O textos destes cancioneiros são composições em verso, de carácter profano, e na sua maioria são letras de cantigas, que foram musicadas e cantadas nos saraus das cortes régias e dos salões dos grandes senhores feudais, para entretenimento e divertimento. São cerca de 1680 composições poéticas, e constituem uma obra de um conjunto muito vasto e diversificado de autores, escrita por trovadores de origem nobre, alguns deles dedicando-se exclusivamente ao cargo de trovadores, e outros deles ocupando também outros cargos, como sucedia por exemplo com os cavaleiros, os príncipes, ministros da corte, e até reis, como D. Afonso X, de Castela, e o seu neto D. Dinis, de Portugal.

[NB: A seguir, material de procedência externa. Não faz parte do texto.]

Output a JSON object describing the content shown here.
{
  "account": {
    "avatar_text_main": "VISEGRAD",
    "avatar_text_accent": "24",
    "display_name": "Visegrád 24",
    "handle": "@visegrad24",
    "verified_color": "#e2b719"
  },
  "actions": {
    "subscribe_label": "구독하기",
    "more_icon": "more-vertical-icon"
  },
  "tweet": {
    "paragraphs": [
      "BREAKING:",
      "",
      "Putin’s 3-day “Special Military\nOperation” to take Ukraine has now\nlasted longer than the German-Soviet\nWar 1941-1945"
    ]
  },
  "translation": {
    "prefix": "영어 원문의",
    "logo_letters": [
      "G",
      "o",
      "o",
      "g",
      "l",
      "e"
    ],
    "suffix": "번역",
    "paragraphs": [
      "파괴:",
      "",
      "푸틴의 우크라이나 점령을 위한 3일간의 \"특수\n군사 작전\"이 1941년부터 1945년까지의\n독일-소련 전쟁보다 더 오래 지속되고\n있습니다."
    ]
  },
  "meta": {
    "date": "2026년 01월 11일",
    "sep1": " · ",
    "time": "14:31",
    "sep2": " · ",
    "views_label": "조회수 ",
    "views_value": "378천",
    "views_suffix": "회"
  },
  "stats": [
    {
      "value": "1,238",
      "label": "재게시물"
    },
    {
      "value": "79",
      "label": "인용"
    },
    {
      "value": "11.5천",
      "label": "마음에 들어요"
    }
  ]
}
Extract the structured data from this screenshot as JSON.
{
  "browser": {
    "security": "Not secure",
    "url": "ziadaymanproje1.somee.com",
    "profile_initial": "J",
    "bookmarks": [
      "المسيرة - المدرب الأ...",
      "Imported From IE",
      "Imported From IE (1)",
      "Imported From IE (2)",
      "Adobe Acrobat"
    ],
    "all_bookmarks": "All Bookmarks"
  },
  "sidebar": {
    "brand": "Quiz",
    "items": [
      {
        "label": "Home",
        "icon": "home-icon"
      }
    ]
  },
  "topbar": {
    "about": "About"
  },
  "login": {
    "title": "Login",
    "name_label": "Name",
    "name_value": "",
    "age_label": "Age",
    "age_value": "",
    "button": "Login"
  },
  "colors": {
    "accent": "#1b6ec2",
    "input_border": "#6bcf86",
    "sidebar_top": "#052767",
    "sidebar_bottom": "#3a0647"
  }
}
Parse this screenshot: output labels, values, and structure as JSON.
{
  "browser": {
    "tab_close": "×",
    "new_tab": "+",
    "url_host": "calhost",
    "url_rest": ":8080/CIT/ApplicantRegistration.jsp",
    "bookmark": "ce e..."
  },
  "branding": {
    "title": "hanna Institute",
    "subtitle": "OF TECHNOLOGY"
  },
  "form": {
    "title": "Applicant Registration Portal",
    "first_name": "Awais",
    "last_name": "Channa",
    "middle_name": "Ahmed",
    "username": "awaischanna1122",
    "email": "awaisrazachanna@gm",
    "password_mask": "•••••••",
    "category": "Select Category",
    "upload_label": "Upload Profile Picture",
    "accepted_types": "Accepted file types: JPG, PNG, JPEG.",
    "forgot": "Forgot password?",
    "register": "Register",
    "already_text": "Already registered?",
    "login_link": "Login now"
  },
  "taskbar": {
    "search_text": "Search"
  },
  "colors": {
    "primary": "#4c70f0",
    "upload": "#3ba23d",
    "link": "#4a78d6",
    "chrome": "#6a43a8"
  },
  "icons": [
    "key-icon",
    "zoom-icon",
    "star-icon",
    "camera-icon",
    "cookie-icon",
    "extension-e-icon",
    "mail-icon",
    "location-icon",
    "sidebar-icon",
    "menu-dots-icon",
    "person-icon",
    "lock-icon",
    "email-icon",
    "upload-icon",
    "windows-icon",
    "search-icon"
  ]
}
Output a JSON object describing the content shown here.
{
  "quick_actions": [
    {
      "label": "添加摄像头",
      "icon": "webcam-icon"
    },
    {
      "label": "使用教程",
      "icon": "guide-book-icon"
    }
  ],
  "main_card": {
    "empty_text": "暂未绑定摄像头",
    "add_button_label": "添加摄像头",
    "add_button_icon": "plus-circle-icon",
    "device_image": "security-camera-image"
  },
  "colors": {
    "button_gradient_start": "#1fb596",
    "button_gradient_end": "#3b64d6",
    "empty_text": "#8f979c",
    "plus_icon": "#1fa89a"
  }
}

Outras destas composições poéticas foram escritas por jograis (autores oriundos da burguesia e das classes populares).
 Estes poemas foram compostos e passados a escrito pelos próprios autores, ou por copistas,  cujos manuscritos hoje se conservam exatamente no original. Esses manuscritos foram coligidos em três cancioneiros: Cancioneiro da Biblioteca da Ajuda (BA), Cancioneiro da Biblioteca Nacional (BN), e Cancioneiro da Biblioteca Vaticana (BV), e alguns desses poemas existem em mais do que um dos Cancioneiros. Foram todos compostos e escritos por homens, e dividem-se em cantigas de amigo (canto em voz feminina, dedicado a um destinatário masculino), cantigas de amor (canto em voz masculina, dedicado a um destinatário feminino), e cantigas de escárnio e maldizer (dedicadas a vários destinatários).  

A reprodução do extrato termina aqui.